Stones
Date Wednesday, April 24, 2024 - 02:31 PM PST
Topic Entertainment


The pavement smells distinctly of rain. In the sky, gulls screech. Though the sky is leaden, it has not rained for a long time. And if however faintly, the pavement has no right to smell of the dampness. And yet it does. In my pocket I finger a stone. It is oblong, rounded, smooth, carrying memories of a far removed sea. As big as my thumb, it fits perfectly into my palm. I pass the bench now; the bench where He used to sit. Every morning with his smile. His eyes. But never again. Memories and miles seal the coffin as well as death. If we knew now only what we would have known then.
That doesn't sound quite right. Sometimes it seems to me the world works at random.
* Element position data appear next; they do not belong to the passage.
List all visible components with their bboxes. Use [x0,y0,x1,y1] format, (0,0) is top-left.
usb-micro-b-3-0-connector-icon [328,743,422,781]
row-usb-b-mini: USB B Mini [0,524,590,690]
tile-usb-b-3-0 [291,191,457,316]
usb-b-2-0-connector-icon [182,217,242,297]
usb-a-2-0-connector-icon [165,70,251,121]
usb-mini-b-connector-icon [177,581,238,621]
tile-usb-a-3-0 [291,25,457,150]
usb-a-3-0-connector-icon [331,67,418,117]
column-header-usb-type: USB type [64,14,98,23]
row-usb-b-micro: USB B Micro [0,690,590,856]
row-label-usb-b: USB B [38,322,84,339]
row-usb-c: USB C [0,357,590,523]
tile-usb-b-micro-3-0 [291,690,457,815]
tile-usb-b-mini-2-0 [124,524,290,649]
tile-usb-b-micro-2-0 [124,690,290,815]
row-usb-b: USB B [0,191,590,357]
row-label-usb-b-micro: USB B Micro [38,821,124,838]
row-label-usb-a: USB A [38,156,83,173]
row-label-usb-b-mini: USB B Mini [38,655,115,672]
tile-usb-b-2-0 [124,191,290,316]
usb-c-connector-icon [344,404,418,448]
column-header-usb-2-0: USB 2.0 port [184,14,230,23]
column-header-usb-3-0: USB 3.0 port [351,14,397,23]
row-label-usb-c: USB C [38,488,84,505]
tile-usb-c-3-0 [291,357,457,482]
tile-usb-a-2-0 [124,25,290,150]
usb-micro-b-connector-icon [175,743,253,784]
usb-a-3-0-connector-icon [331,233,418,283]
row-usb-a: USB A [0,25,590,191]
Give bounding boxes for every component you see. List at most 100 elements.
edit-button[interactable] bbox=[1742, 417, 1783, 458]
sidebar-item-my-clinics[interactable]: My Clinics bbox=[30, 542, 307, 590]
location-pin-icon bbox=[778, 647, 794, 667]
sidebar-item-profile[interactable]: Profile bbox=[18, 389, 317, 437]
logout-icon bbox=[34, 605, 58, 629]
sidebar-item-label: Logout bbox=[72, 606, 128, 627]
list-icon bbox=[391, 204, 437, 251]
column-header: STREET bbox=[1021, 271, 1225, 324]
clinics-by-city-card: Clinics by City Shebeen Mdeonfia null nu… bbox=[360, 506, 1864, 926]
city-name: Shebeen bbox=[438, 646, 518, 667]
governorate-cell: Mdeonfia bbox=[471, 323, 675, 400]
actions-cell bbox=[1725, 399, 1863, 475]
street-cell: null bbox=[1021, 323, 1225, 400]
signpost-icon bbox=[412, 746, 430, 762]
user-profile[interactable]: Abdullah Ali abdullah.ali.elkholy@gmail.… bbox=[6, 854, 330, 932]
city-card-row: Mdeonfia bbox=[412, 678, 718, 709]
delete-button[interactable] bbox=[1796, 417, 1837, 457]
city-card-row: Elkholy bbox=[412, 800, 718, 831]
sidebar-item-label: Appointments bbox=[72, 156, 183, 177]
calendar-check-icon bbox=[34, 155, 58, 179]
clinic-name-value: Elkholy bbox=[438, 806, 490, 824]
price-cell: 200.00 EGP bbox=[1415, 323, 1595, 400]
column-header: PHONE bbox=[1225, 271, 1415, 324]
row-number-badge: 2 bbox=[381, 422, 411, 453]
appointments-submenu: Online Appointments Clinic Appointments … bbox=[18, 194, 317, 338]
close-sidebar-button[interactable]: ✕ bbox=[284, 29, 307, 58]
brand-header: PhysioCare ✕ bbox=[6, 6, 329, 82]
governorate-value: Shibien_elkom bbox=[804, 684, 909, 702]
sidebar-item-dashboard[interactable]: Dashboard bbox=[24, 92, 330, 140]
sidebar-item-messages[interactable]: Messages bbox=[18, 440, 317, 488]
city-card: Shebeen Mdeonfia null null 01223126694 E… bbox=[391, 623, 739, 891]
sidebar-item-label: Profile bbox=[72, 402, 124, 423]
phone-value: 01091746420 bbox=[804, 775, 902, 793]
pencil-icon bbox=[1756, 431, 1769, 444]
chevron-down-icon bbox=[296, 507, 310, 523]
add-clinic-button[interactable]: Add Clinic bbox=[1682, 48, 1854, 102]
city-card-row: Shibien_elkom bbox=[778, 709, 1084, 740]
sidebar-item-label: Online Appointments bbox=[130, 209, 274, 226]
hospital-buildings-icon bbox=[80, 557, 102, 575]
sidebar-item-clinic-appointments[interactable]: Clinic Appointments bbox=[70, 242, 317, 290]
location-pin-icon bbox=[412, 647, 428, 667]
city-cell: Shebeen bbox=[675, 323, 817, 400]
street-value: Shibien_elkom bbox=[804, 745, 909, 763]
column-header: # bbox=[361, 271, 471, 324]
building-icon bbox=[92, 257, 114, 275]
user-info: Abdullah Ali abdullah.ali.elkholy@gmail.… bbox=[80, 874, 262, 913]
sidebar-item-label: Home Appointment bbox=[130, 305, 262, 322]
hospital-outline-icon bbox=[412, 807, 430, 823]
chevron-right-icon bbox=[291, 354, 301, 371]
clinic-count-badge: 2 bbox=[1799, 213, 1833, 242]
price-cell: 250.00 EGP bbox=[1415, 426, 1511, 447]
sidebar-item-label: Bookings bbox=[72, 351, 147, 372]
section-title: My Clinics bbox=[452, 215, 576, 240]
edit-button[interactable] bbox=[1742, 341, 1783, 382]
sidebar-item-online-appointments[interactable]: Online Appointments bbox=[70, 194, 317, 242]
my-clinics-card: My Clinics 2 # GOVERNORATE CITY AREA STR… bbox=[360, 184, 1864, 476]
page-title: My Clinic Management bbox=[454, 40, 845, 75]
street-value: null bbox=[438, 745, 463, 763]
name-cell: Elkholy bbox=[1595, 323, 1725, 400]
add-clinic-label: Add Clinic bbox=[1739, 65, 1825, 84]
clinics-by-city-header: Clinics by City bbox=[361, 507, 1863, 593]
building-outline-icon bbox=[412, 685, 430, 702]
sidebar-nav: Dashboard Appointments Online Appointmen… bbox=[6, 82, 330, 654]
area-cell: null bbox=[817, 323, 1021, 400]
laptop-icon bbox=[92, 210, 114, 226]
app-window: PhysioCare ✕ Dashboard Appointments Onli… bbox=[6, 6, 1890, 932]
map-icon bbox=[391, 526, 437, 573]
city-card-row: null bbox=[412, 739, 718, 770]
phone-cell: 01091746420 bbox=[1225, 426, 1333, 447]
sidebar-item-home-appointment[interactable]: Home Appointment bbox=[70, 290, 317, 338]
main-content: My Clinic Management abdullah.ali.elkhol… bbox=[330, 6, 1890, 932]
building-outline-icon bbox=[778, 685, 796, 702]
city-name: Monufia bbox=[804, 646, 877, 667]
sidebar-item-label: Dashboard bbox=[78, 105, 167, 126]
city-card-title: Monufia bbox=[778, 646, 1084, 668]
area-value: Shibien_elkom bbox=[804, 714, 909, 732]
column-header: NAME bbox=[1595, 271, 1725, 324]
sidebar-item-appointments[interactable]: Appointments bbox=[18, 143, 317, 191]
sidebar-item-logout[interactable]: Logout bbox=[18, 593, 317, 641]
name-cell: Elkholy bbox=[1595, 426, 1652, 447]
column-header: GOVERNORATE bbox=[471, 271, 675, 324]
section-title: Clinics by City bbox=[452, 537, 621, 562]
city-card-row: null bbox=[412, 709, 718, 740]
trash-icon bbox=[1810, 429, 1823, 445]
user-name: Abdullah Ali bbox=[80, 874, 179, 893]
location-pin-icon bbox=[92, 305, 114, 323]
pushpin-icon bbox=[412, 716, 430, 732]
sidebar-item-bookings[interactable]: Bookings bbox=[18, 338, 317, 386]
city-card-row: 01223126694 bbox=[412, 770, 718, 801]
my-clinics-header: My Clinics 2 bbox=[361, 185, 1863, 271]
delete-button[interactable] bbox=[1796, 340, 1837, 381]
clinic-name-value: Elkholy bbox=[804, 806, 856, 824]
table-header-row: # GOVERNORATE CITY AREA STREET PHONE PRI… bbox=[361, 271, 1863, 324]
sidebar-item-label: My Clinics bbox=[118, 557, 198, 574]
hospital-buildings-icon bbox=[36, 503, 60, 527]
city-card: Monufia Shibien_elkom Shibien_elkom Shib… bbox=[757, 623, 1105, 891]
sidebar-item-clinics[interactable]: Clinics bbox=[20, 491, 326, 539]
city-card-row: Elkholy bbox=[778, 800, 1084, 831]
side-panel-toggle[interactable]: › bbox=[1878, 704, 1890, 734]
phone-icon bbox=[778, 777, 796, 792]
If I were to twist back the key, rewind the world a couple months, and set it running again, this time. Space. Life would be gone, exchanged for one just as unexpected. Perhaps He would still be at his bench and I would be the one at the other end of a country. An ocean. Perhaps it would be He playing with this stone in his pocket, turning it now counter-clockwise, now clockwise...
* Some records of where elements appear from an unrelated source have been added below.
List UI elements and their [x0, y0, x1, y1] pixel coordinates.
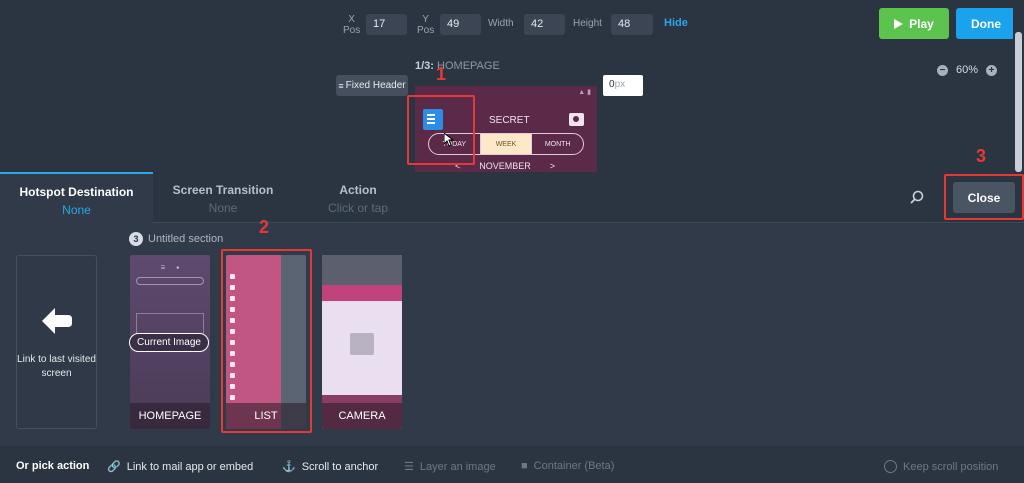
- action-layer-image[interactable]: ☰ Layer an image: [404, 460, 496, 474]
- tab-action[interactable]: Action Click or tap: [293, 172, 423, 223]
- screen-name-homepage: HOMEPAGE: [130, 403, 210, 429]
- zoom-in-icon[interactable]: +: [986, 64, 998, 76]
- panel-tabs: Hotspot Destination None Screen Transiti…: [0, 172, 1024, 223]
- section-count-badge: 3: [129, 232, 143, 246]
- fixed-header-icon: ≡: [338, 80, 344, 91]
- segment-week: WEEK: [480, 134, 533, 154]
- play-label: Play: [909, 16, 934, 31]
- zoom-level: 60%: [956, 64, 979, 76]
- app-title: SECRET: [489, 115, 530, 126]
- height-label: Height: [573, 18, 602, 29]
- anchor-icon: ⚓: [282, 461, 296, 473]
- keep-scroll-toggle[interactable]: Keep scroll position: [884, 460, 998, 473]
- segment-month: MONTH: [544, 140, 571, 148]
- container-icon: ■: [521, 460, 528, 472]
- y-pos-label: Y Pos: [417, 14, 435, 36]
- y-pos-input[interactable]: 49: [440, 14, 481, 35]
- layers-icon: ☰: [404, 461, 414, 473]
- screen-name-camera: CAMERA: [322, 403, 402, 429]
- play-icon: [894, 18, 904, 29]
- annotation-box-2: [221, 249, 312, 433]
- zoom-control: − 60% +: [937, 64, 998, 76]
- hide-link[interactable]: Hide: [664, 17, 688, 29]
- search-icon[interactable]: [910, 190, 924, 204]
- link-last-visited-label: Link to last visited screen: [17, 354, 96, 379]
- radio-icon: [884, 460, 897, 473]
- next-month: >: [549, 161, 555, 171]
- screen-thumb-camera[interactable]: CAMERA: [322, 255, 402, 429]
- height-input[interactable]: 48: [611, 14, 653, 35]
- header-px-input[interactable]: 0px: [603, 75, 643, 96]
- annotation-number-2: 2: [259, 217, 270, 237]
- annotation-number-3: 3: [976, 146, 987, 166]
- thumb-camera-toolbar: [322, 285, 402, 301]
- done-button[interactable]: Done: [956, 8, 1016, 39]
- action-container[interactable]: ■ Container (Beta): [521, 460, 614, 472]
- action-link-mail[interactable]: 🔗 Link to mail app or embed: [107, 460, 253, 474]
- canvas-scrollbar[interactable]: [1013, 0, 1024, 172]
- camera-icon: [569, 113, 584, 126]
- play-button[interactable]: Play: [879, 8, 949, 39]
- width-input[interactable]: 42: [524, 14, 565, 35]
- tab-hotspot-destination[interactable]: Hotspot Destination None: [0, 172, 153, 223]
- scrollbar-thumb[interactable]: [1015, 32, 1022, 172]
- thumb-home-content: ☰ ●: [136, 265, 204, 285]
- fixed-header-button[interactable]: ≡ Fixed Header: [336, 75, 408, 96]
- x-pos-label: X Pos: [343, 14, 361, 36]
- current-image-badge: Current Image: [129, 333, 209, 352]
- width-label: Width: [488, 18, 514, 29]
- pick-action-label: Or pick action: [16, 460, 90, 472]
- annotation-number-1: 1: [436, 64, 447, 84]
- section-title: Untitled section: [148, 233, 224, 245]
- x-pos-input[interactable]: 17: [366, 14, 407, 35]
- action-scroll-anchor[interactable]: ⚓ Scroll to anchor: [282, 460, 378, 474]
- tab-screen-transition[interactable]: Screen Transition None: [153, 172, 293, 223]
- annotation-box-3: [944, 174, 1024, 220]
- annotation-box-1: [407, 95, 475, 165]
- back-arrow-icon: [41, 308, 72, 334]
- month-label: NOVEMBER: [479, 161, 531, 171]
- status-bar-icons: ▲ ▮: [578, 89, 591, 96]
- zoom-out-icon[interactable]: −: [937, 64, 948, 76]
- image-placeholder-icon: [350, 333, 374, 355]
- section-header: 3 Untitled section: [129, 232, 223, 246]
- screen-title: 1/3: HOMEPAGE: [415, 60, 500, 72]
- link-last-visited-card[interactable]: Link to last visited screen: [16, 255, 97, 429]
- link-icon: 🔗: [107, 461, 121, 473]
...strange too, this stone, which I now push from one corner of my pocket to the other. It must surely have come from the sea. I can almost feel the sea in its grain, can almost smell the salt. I feel the impressions as I pass it between my fingers. If I took it out now and laid it bare on my palm, what color would it be? Green, grey, brown, or not quite something in between? Have I ever seen this stone? It has been in my pocket a long time. A long, long time and I can never remember having taken it out. It has become a vast boulder in my mind, presiding over the Romans as they built their roads, over the weeds that dissolve them, presiding as the mountains are thrust up only to return in failure…one grain at a time.
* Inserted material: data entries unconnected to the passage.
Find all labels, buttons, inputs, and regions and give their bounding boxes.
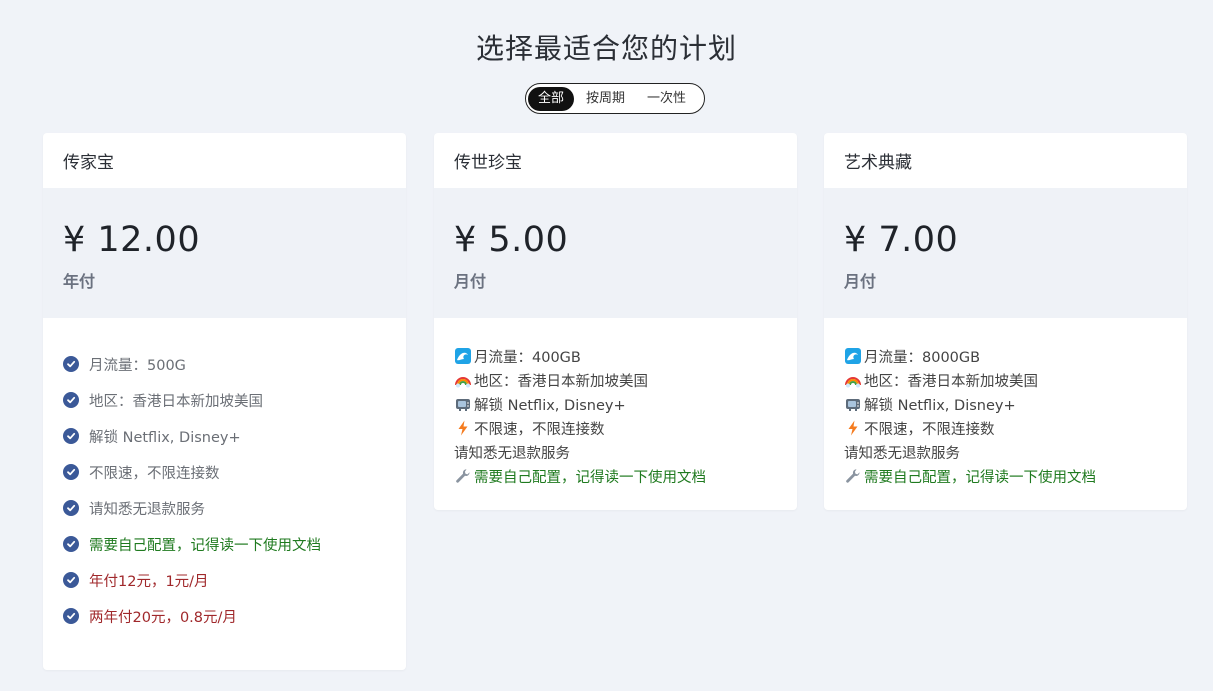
feature-text: 请知悉无退款服务 <box>89 501 205 518</box>
feature-text: 月流量：8000GB <box>864 349 981 366</box>
feature-item: 需要自己配置，记得读一下使用文档 <box>844 464 1167 488</box>
feature-text: 月流量：400GB <box>474 349 581 366</box>
feature-text: 年付12元，1元/月 <box>89 573 209 590</box>
filter-all[interactable]: 全部 <box>528 86 575 111</box>
feature-item: 需要自己配置，记得读一下使用文档 <box>454 464 777 488</box>
check-circle-icon <box>63 464 79 480</box>
plan-card-1[interactable]: 传家宝 ¥ 12.00 年付 月流量：500G 地区：香港日本新加坡美国 解锁 Ne… <box>43 133 406 670</box>
feature-item: 月流量：400GB <box>454 344 777 368</box>
feature-item: 需要自己配置，记得读一下使用文档 <box>63 526 386 562</box>
check-circle-icon <box>63 572 79 588</box>
feature-item: 请知悉无退款服务 <box>63 490 386 526</box>
feature-text: 两年付20元，0.8元/月 <box>89 609 237 626</box>
filter-onetime[interactable]: 一次性 <box>637 87 696 111</box>
plan-card-3[interactable]: 艺术典藏 ¥ 7.00 月付 月流量：8000GB 地区：香港日本新加坡美国 解锁 … <box>824 133 1187 510</box>
feature-list: 月流量：8000GB 地区：香港日本新加坡美国 解锁 Netflix, Disney… <box>824 318 1187 510</box>
feature-text: 不限速，不限连接数 <box>864 421 995 438</box>
plan-filter-toggle: 全部 按周期 一次性 <box>525 83 705 114</box>
feature-text: 需要自己配置，记得读一下使用文档 <box>864 469 1096 486</box>
plan-price-block: ¥ 12.00 年付 <box>43 188 406 318</box>
feature-item: 地区：香港日本新加坡美国 <box>63 382 386 418</box>
feature-item: 解锁 Netflix, Disney+ <box>63 418 386 454</box>
feature-text: 不限速，不限连接数 <box>474 421 605 438</box>
rainbow-icon <box>454 371 472 389</box>
check-circle-icon <box>63 356 79 372</box>
page-title: 选择最适合您的计划 <box>475 32 737 65</box>
plan-price: ¥ 12.00 <box>63 220 201 260</box>
plan-period: 月付 <box>844 272 877 291</box>
check-circle-icon <box>63 500 79 516</box>
feature-list: 月流量：400GB 地区：香港日本新加坡美国 解锁 Netflix, Disney+… <box>434 318 797 510</box>
feature-text: 需要自己配置，记得读一下使用文档 <box>474 469 706 486</box>
feature-item: 地区：香港日本新加坡美国 <box>844 368 1167 392</box>
feature-item: 两年付20元，0.8元/月 <box>63 598 386 634</box>
check-circle-icon <box>63 608 79 624</box>
feature-item: 地区：香港日本新加坡美国 <box>454 368 777 392</box>
feature-text: 请知悉无退款服务 <box>844 445 960 462</box>
plan-name: 传家宝 <box>63 153 114 173</box>
feature-item: 请知悉无退款服务 <box>454 440 777 464</box>
feature-text: 地区：香港日本新加坡美国 <box>864 373 1038 390</box>
wrench-icon <box>454 467 472 485</box>
plan-price-block: ¥ 7.00 月付 <box>824 188 1187 318</box>
feature-text: 不限速，不限连接数 <box>89 465 220 482</box>
wrench-icon <box>844 467 862 485</box>
tv-icon <box>844 395 862 413</box>
check-circle-icon <box>63 428 79 444</box>
filter-periodic[interactable]: 按周期 <box>576 87 635 111</box>
feature-text: 解锁 Netflix, Disney+ <box>89 429 241 446</box>
plan-price-block: ¥ 5.00 月付 <box>434 188 797 318</box>
feature-list: 月流量：500G 地区：香港日本新加坡美国 解锁 Netflix, Disney+ 不… <box>43 318 406 670</box>
feature-item: 月流量：500G <box>63 346 386 382</box>
feature-text: 地区：香港日本新加坡美国 <box>474 373 648 390</box>
feature-text: 地区：香港日本新加坡美国 <box>89 393 263 410</box>
tv-icon <box>454 395 472 413</box>
feature-item: 解锁 Netflix, Disney+ <box>844 392 1167 416</box>
feature-item: 不限速，不限连接数 <box>844 416 1167 440</box>
plan-name: 传世珍宝 <box>454 153 522 173</box>
lightning-icon <box>844 419 862 437</box>
rainbow-icon <box>844 371 862 389</box>
feature-text: 月流量：500G <box>89 357 186 374</box>
feature-item: 不限速，不限连接数 <box>454 416 777 440</box>
feature-item: 年付12元，1元/月 <box>63 562 386 598</box>
plan-name: 艺术典藏 <box>844 153 912 173</box>
check-circle-icon <box>63 536 79 552</box>
feature-item: 请知悉无退款服务 <box>844 440 1167 464</box>
feature-text: 解锁 Netflix, Disney+ <box>864 397 1016 414</box>
feature-text: 需要自己配置，记得读一下使用文档 <box>89 537 321 554</box>
wave-icon <box>844 347 862 365</box>
feature-text: 解锁 Netflix, Disney+ <box>474 397 626 414</box>
plan-card-2[interactable]: 传世珍宝 ¥ 5.00 月付 月流量：400GB 地区：香港日本新加坡美国 解锁 N… <box>434 133 797 510</box>
plan-period: 年付 <box>63 272 96 291</box>
check-circle-icon <box>63 392 79 408</box>
lightning-icon <box>454 419 472 437</box>
feature-item: 月流量：8000GB <box>844 344 1167 368</box>
plan-period: 月付 <box>454 272 487 291</box>
wave-icon <box>454 347 472 365</box>
plan-price: ¥ 7.00 <box>844 220 959 260</box>
plan-price: ¥ 5.00 <box>454 220 569 260</box>
feature-item: 不限速，不限连接数 <box>63 454 386 490</box>
feature-item: 解锁 Netflix, Disney+ <box>454 392 777 416</box>
feature-text: 请知悉无退款服务 <box>454 445 570 462</box>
Just have it out then, I think. Just have it out here under the morning sky and look at it and study the stone and toss it away and get on with things. And yet I can't. I can't take it out. I don't want to know the color badly enough; I don't want to see the pattern. Would He have taken it out? Would He have taken it out, looked at it, and thrown it in the air? Would he have laughed as he walked away? Would I still be afraid of the quiet that lives in the shadows when everyone else has gone? Would they be the ones walking insomniac nights listening to moths? The ticking of clocks? The gulls have no answer. They are gone now; I have no bread to keep them here. Perhaps they could no longer resist the ancient calls of the sea. It rises and crashes, rises and crashes, rises and crashes against a distant shore. It alone is not unpredictable. I too feel its pull, the gentle tug of the tides, and the vast forgiveness in its depths, the quiet certitude that would roll me around and then pull me down. For how long will I be able to resist? I grab the stone in my pocket, and roll those thoughts away. Now counter-clockwise, now clockwise, I turn.